Symphonie gothique, also unofficially known as Symphony for Organ No. 9 in C minor, Op. 70, is an organ symphony written by French organist and composer Charles-Marie Widor between 1894 and 1895.

== Background ==
Widor wrote his Symphonie Gothique in 1894 and 1895 as one of the two later organ symphonies that followed his original eight organ symphonies. These symphonies were divided into two large groups: the first one comprising symphonies 1 to 4 (in C minor, D major, E minor, and F minor) and the second one comprising symphonies 5 to 8 (F minor, G minor, A minor, and B major). Although the key sequence of the earlier symphonies continued (this one being in C minor), Widor did not number it as "Ninth" out of deference to Beethoven's Ninth Symphony. Instead, he named it after the architectural style of the church associated with the instrument for which it was written: the abbey church of Saint-Ouen, in Rouen, where Cavaillé-Coll had built one of his major late organs and which Widor inaugurated in 1890. Ironically, certain technical features of the instrument prevent the work from being performed exactly as written on that organ.

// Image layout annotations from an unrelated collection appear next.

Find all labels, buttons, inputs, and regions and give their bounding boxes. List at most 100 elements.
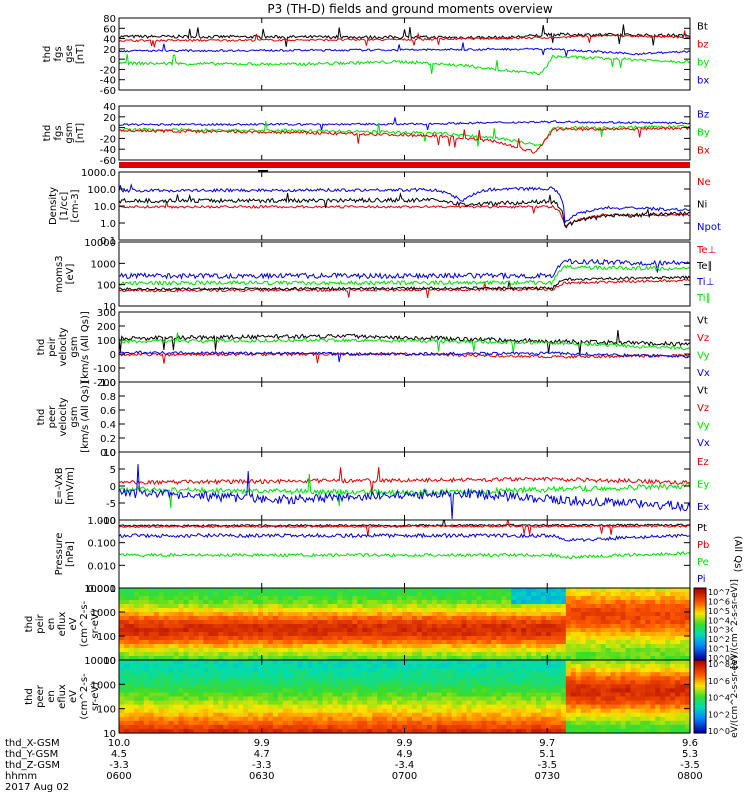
- heatmap-cell: [392, 640, 398, 645]
- heatmap-cell: [292, 712, 299, 718]
- heatmap-cell: [496, 688, 502, 694]
- heatmap-cell: [550, 700, 557, 706]
- heatmap-cell: [198, 628, 205, 633]
- legend-label: Vx: [697, 368, 710, 379]
- heatmap-cell: [337, 636, 344, 641]
- heatmap-cell: [630, 700, 636, 706]
- heatmap-cell: [337, 720, 344, 726]
- heatmap-cell: [526, 628, 532, 633]
- heatmap-cell: [451, 668, 458, 673]
- heatmap-cell: [312, 632, 319, 637]
- heatmap-cell: [451, 716, 458, 722]
- heatmap-cell: [332, 676, 339, 681]
- heatmap-cell: [555, 664, 562, 669]
- heatmap-cell: [560, 616, 567, 621]
- legend-label: Npot: [697, 222, 721, 233]
- heatmap-cell: [243, 632, 249, 637]
- heatmap-cell: [377, 656, 383, 661]
- heatmap-cell: [178, 612, 185, 617]
- heatmap-cell: [665, 716, 671, 722]
- heatmap-cell: [352, 592, 358, 597]
- y-axis-label: eflux: [57, 612, 68, 637]
- heatmap-cell: [357, 632, 363, 637]
- heatmap-cell: [267, 728, 274, 734]
- heatmap-cell: [635, 728, 641, 734]
- heatmap-cell: [218, 716, 224, 722]
- heatmap-cell: [461, 608, 468, 613]
- heatmap-cell: [282, 672, 289, 677]
- heatmap-cell: [238, 724, 244, 730]
- heatmap-cell: [183, 588, 190, 593]
- heatmap-cell: [322, 648, 329, 653]
- heatmap-cell: [123, 692, 130, 698]
- heatmap-cell: [312, 668, 319, 673]
- heatmap-cell: [615, 644, 622, 649]
- heatmap-cell: [565, 652, 572, 657]
- heatmap-cell: [600, 684, 607, 689]
- heatmap-cell: [585, 616, 592, 621]
- heatmap-cell: [277, 664, 284, 669]
- heatmap-cell: [451, 632, 458, 637]
- y-tick-label: 60: [103, 24, 116, 35]
- heatmap-cell: [148, 620, 155, 625]
- heatmap-cell: [352, 684, 358, 689]
- heatmap-cell: [173, 720, 180, 726]
- heatmap-cell: [258, 676, 264, 681]
- heatmap-cell: [570, 688, 577, 694]
- heatmap-cell: [516, 588, 522, 593]
- heatmap-cell: [272, 616, 279, 621]
- heatmap-cell: [392, 680, 398, 685]
- heatmap-cell: [645, 720, 651, 726]
- heatmap-cell: [431, 708, 438, 714]
- heatmap-cell: [446, 648, 453, 653]
- heatmap-cell: [317, 644, 324, 649]
- heatmap-cell: [367, 660, 373, 665]
- heatmap-cell: [625, 624, 632, 629]
- heatmap-cell: [392, 676, 398, 681]
- heatmap-cell: [173, 604, 180, 609]
- heatmap-cell: [287, 588, 294, 593]
- heatmap-cell: [119, 588, 125, 593]
- heatmap-cell: [233, 640, 239, 645]
- heatmap-cell: [342, 600, 348, 605]
- heatmap-cell: [307, 660, 314, 665]
- heatmap-cell: [635, 608, 641, 613]
- heatmap-cell: [481, 596, 488, 601]
- heatmap-cell: [312, 596, 319, 601]
- heatmap-cell: [411, 704, 418, 710]
- heatmap-cell: [615, 684, 622, 689]
- heatmap-cell: [670, 688, 676, 694]
- heatmap-cell: [595, 688, 602, 694]
- heatmap-cell: [292, 600, 299, 605]
- heatmap-cell: [680, 616, 686, 621]
- heatmap-cell: [446, 728, 453, 734]
- heatmap-cell: [565, 676, 572, 681]
- heatmap-cell: [193, 648, 200, 653]
- colorbar-cell: [694, 651, 706, 654]
- heatmap-cell: [660, 704, 666, 710]
- heatmap-cell: [600, 620, 607, 625]
- heatmap-cell: [615, 604, 622, 609]
- heatmap-cell: [327, 596, 334, 601]
- heatmap-cell: [337, 628, 344, 633]
- heatmap-cell: [128, 696, 135, 702]
- y-axis-label: [1/cc]: [59, 192, 70, 221]
- heatmap-cell: [287, 704, 294, 710]
- heatmap-cell: [332, 632, 339, 637]
- heatmap-cell: [302, 652, 309, 657]
- heatmap-cell: [536, 668, 542, 673]
- heatmap-cell: [248, 616, 254, 621]
- heatmap-cell: [133, 660, 140, 665]
- heatmap-cell: [486, 688, 492, 694]
- heatmap-cell: [665, 720, 671, 726]
- heatmap-cell: [655, 632, 661, 637]
- heatmap-cell: [123, 664, 130, 669]
- heatmap-cell: [267, 712, 274, 718]
- heatmap-cell: [138, 612, 145, 617]
- heatmap-cell: [466, 676, 473, 681]
- heatmap-cell: [600, 720, 607, 726]
- heatmap-cell: [406, 596, 413, 601]
- heatmap-cell: [570, 636, 577, 641]
- heatmap-cell: [660, 636, 666, 641]
- heatmap-cell: [501, 620, 507, 625]
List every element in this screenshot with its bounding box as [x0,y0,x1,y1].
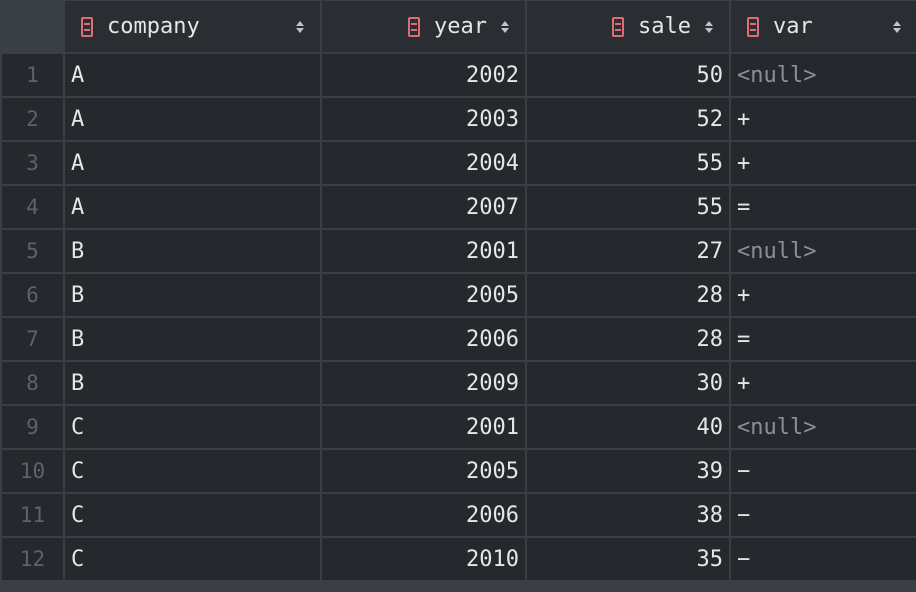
cell-sale[interactable]: 55 [527,186,729,228]
table-row[interactable]: 6 B 2005 28 + [2,274,916,316]
cell-year[interactable]: 2002 [322,54,525,96]
cell-sale[interactable]: 38 [527,494,729,536]
row-number: 5 [2,230,63,272]
column-header-var[interactable]: var [731,1,916,52]
cell-company[interactable]: C [65,538,320,580]
row-number: 2 [2,98,63,140]
sort-icon[interactable] [501,20,509,33]
column-header-label: company [107,14,200,39]
table-row[interactable]: 11 C 2006 38− [2,494,916,536]
cell-var[interactable]: + [731,142,916,184]
row-number: 8 [2,362,63,404]
cell-var[interactable]: = [731,318,916,360]
column-header-sale[interactable]: sale [527,1,729,52]
row-number: 12 [2,538,63,580]
sort-icon[interactable] [705,20,713,33]
cell-company[interactable]: B [65,274,320,316]
column-header-company[interactable]: company [65,1,320,52]
table-row[interactable]: 5 B 2001 27 <null> [2,230,916,272]
table-row[interactable]: 7 B 2006 28 = [2,318,916,360]
cell-year[interactable]: 2010 [322,538,525,580]
cell-var[interactable]: − [731,494,916,536]
cell-var[interactable]: <null> [731,54,916,96]
cell-company[interactable]: C [65,494,320,536]
cell-var[interactable]: − [731,538,916,580]
table-row[interactable]: 12 C 2010 35− [2,538,916,580]
column-icon [747,16,759,37]
cell-var[interactable]: + [731,274,916,316]
column-header-label: year [434,14,487,39]
cell-year[interactable]: 2004 [322,142,525,184]
cell-sale[interactable]: 55 [527,142,729,184]
cell-var[interactable]: − [731,450,916,492]
row-number: 3 [2,142,63,184]
table-row[interactable]: 2 A 2003 52 + [2,98,916,140]
cell-sale[interactable]: 40 [527,406,729,448]
cell-sale[interactable]: 50 [527,54,729,96]
select-all-corner[interactable] [2,1,63,52]
cell-var[interactable]: <null> [731,406,916,448]
row-number: 1 [2,54,63,96]
column-header-label: sale [638,14,691,39]
table-body: 1 A 2002 50 <null> 2 A 2003 52 +3 A 2004 55 +4 A 2007 55… [0,54,916,580]
cell-sale[interactable]: 52 [527,98,729,140]
column-header-label: var [773,14,813,39]
row-number: 7 [2,318,63,360]
cell-year[interactable]: 2001 [322,406,525,448]
table-row[interactable]: 8 B 2009 30 + [2,362,916,404]
cell-year[interactable]: 2005 [322,450,525,492]
column-icon [81,16,93,37]
cell-company[interactable]: A [65,98,320,140]
cell-year[interactable]: 2006 [322,318,525,360]
cell-company[interactable]: A [65,54,320,96]
cell-year[interactable]: 2006 [322,494,525,536]
cell-var[interactable]: <null> [731,230,916,272]
cell-year[interactable]: 2003 [322,98,525,140]
cell-company[interactable]: A [65,186,320,228]
cell-year[interactable]: 2001 [322,230,525,272]
table-row[interactable]: 9 C 2001 40 <null> [2,406,916,448]
cell-year[interactable]: 2005 [322,274,525,316]
cell-var[interactable]: = [731,186,916,228]
cell-var[interactable]: + [731,98,916,140]
cell-sale[interactable]: 35 [527,538,729,580]
cell-sale[interactable]: 27 [527,230,729,272]
cell-company[interactable]: C [65,450,320,492]
row-number: 9 [2,406,63,448]
cell-company[interactable]: B [65,230,320,272]
sort-icon[interactable] [296,20,304,33]
cell-company[interactable]: B [65,318,320,360]
sort-icon[interactable] [893,20,901,33]
cell-sale[interactable]: 28 [527,274,729,316]
table-row[interactable]: 4 A 2007 55 = [2,186,916,228]
header-row: company year sale var [2,1,916,52]
cell-company[interactable]: C [65,406,320,448]
table-row[interactable]: 10 C 2005 39− [2,450,916,492]
cell-year[interactable]: 2007 [322,186,525,228]
cell-sale[interactable]: 28 [527,318,729,360]
table-row[interactable]: 3 A 2004 55 + [2,142,916,184]
column-icon [612,16,625,37]
row-number: 11 [2,494,63,536]
row-number: 6 [2,274,63,316]
column-header-year[interactable]: year [322,1,525,52]
cell-company[interactable]: A [65,142,320,184]
cell-sale[interactable]: 39 [527,450,729,492]
cell-sale[interactable]: 30 [527,362,729,404]
row-number: 4 [2,186,63,228]
row-number: 10 [2,450,63,492]
column-icon [408,16,421,37]
cell-company[interactable]: B [65,362,320,404]
cell-var[interactable]: + [731,362,916,404]
cell-year[interactable]: 2009 [322,362,525,404]
table-row[interactable]: 1 A 2002 50 <null> [2,54,916,96]
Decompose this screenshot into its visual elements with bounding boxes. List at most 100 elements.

The first three movements of the symphony were written in Persanges in Jura in the summer of 1894. A preliminary version of this symphony was premiered in the early months of 1895 by Louis Vierne at the Église d'Écully, in Lyon. This performance was played from Widor's manuscript and only featured the first three movements of the symphony. The formal premiere was given by the composer himself at Saint-Ouen on April 28, 1895. It was published later that year, in 1895, by B. Schott's Söhne. Widor himself also recorded parts of this piece on April 29, 1932, in Paris, for Gramophone Company, which eventually became EMI Classics. The parts recorded by Widor include the first and second movements and the toccata segment from the last movement.

== Structure ==
This organ symphony has an approximate duration of 30 minutes. Widor reduced the number of movements to the conventional four, although the first movement does not resemble the traditional sonata-form opening. The list of movements is as follows:

The first movement does not follow the symphonic or sonata-form that is typical in symphonies. Instead, its structure is determined by the dynamic capabilities of the organ. The movement gradually builds over an extended sequence of steady eighth notes, moving through successive dynamic levels to a full-organ climax before returning to a quiet conclusion. Its harmonic language is highly chromatic and dissonant for its date of composition. The second movement is a lyrical piece that has been frequently performed. In its opening section, both melody and accompaniment are played on the harmonic flute stop, a Cavaillé-Coll invention noted for its distinctive registers. The third movement introduces plainchant, as previously described in the source text. Its 6/8 fugue may function structurally as the scherzo of the symphony.

The fourth and final movement, however, is the longest in the symphony. It follows the form of theme and variations. The theme is built upon Puer natus est nobis, a Gregorian chant traditionally sung at the mass on Christmas Day. After that, five variations ensue, with additional themes superimposed over the main theme. A final segment, which is often nicknamed "Toccata" in some recordings, closes the piece.